A. The knockdown of FoxO1 in FoxO3a-/- MEFs, under standard culture conditions, increases mTORC1 activity and decreases mTORC2 activity. FoxO3a-/- MEFs were transiently transfected with FoxO1 or control RNAi. Forty-eight hour after transfection, total protein lysates were subjected to immunobloting. mTORC1 and mTORC2 activities were deduced from the levels of Ser371 phosphorylation on S6K1 and of Ser473 on Akt respectively. B. mTORC1 activity is higher while Akt activity is lower in FoxOa3-/- cells than in control wild-type cells when cultured at low glucose levels. C. Knocking down of FoxO1 in Tsc2-/- cells decreases Rictor expression and Rictor-mTOR complex, decreasing Akt activity while increasing mTORC1 activity. TSC2-/- MEFs were transiently transfected with FoxO1 or control RNAi. Forty-eight hour after transfection, total proteins were harvested and subjected to co-immunoprecipitation with mTOR antibody and immunoblotting with specific antibodies. D. Schematic illustration depicting interplays between Akt, FoxO, and mTOR. In the excess of growth factors and nutrients, Akt inactivates FoxO and activates mTORC1. mTORC1 then induces a negative feedback loop to inhibit Akt. The inhibition of Akt by mTORC1 would activate FoxO to elevate Sesn3 and Rictor, which in turn inhibit mTORC1 and subsequently activate Akt, thereby maintaining a homeostatic balance between Akt and mTOR activities. In limited growth factors and nutrients or other stress conditions, the ability of Akt to inhibit FoxO is impaired or FoxO is activated regardless of Akt, thereby further elevating Sesn3, and Rictor to suppress mTORC1 activity and reduce energy consumption, while maintaining Akt activity to increase energy production. E. Intracellular ATP/ADP ratio in FoxO3a-proficient and FoxO3a-deficeint cells.
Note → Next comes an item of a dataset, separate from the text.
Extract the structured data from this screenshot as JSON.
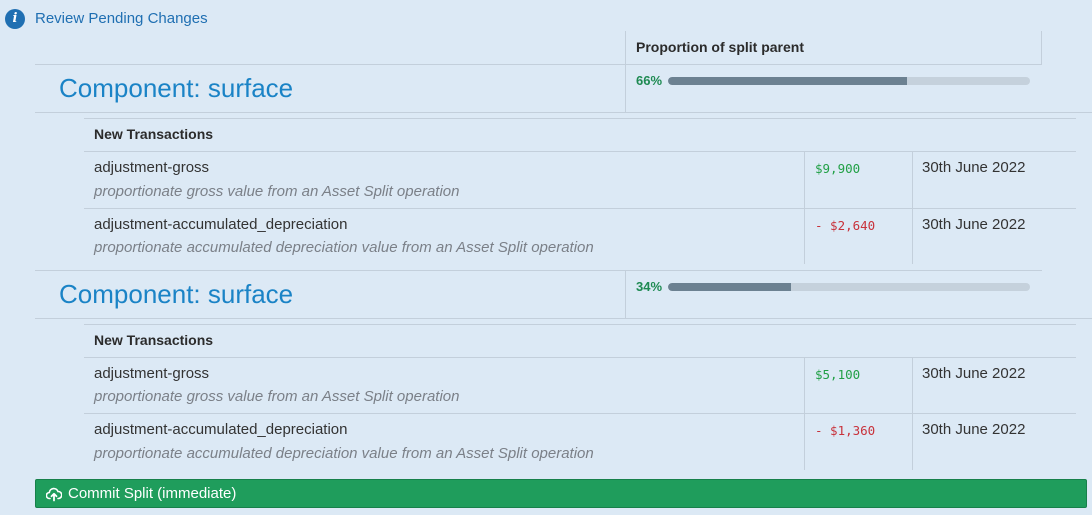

Figure 7. FoxO is required to maintain homeostatic balance between Akt and mTORC1 activities under stress conditions

A. FoxO regulates the relative activities mTORC1 and Akt in response to growth factor limitations. Immortalized isogenic wild-type or FoxO3a-/- MEFs were cultured in DMEM medium contained different percentage of serum for twenty-four hours. Whole cell lysates and mRNA were extracted and subjected to immunoblotting. Representative immunoblot is shown (upper panel). Relative mTORC1 activity (p-S6K/S6K) and Akt activity (p-Akt/Akt) were quantified from two independent experiments (bottom panel). B. Immortalized FoxO3a wild-type and knockout MEFs were cultured in 10% serum containing medium for overnight. Cells were placed in 1% serum containing medium for the indicated time points. Total cell lysates were extracted and subjected to immunoblotting analyses. Representative immunoblot is shown (upper panel). Relative mTORC1 activity (p-S6K/S6K) and Akt activity (p-Akt/Akt) were quantified from two independent experiments (bottom panel). C. FoxO regulates the relative activities mTORC1 and Akt in response to oxidative stress. Immortalized isogenic wild-type or FoxO3a-/- MEFs were treated with 0.5 mM H₂O₂, and were harvested at the indicated time points at 26°C, and then subjected to immunoblotting analyses. Upper panel- shows the translocation of FoxO to the nucleus, in a response to H₂O₂ at 26°C. Wild-type MEFs were transiently transfected with FoxO1-GFP plasmid and treated with 0.5 mM H₂O₂. Subcellular localization of FoxO was observed by following GFP signal with fluorescence microscopy. FoxO's nuclear translocation was observed 15min after exposure to H₂O₂. Middle panel-representative immunoblot shows mTORC1 and Akt activities following exposure to H₂O₂. Bottom panel- relative mTORC1 activity (p-S6K/S6K) and Akt activity (p-Akt/Akt) were quantified from three independent experiments.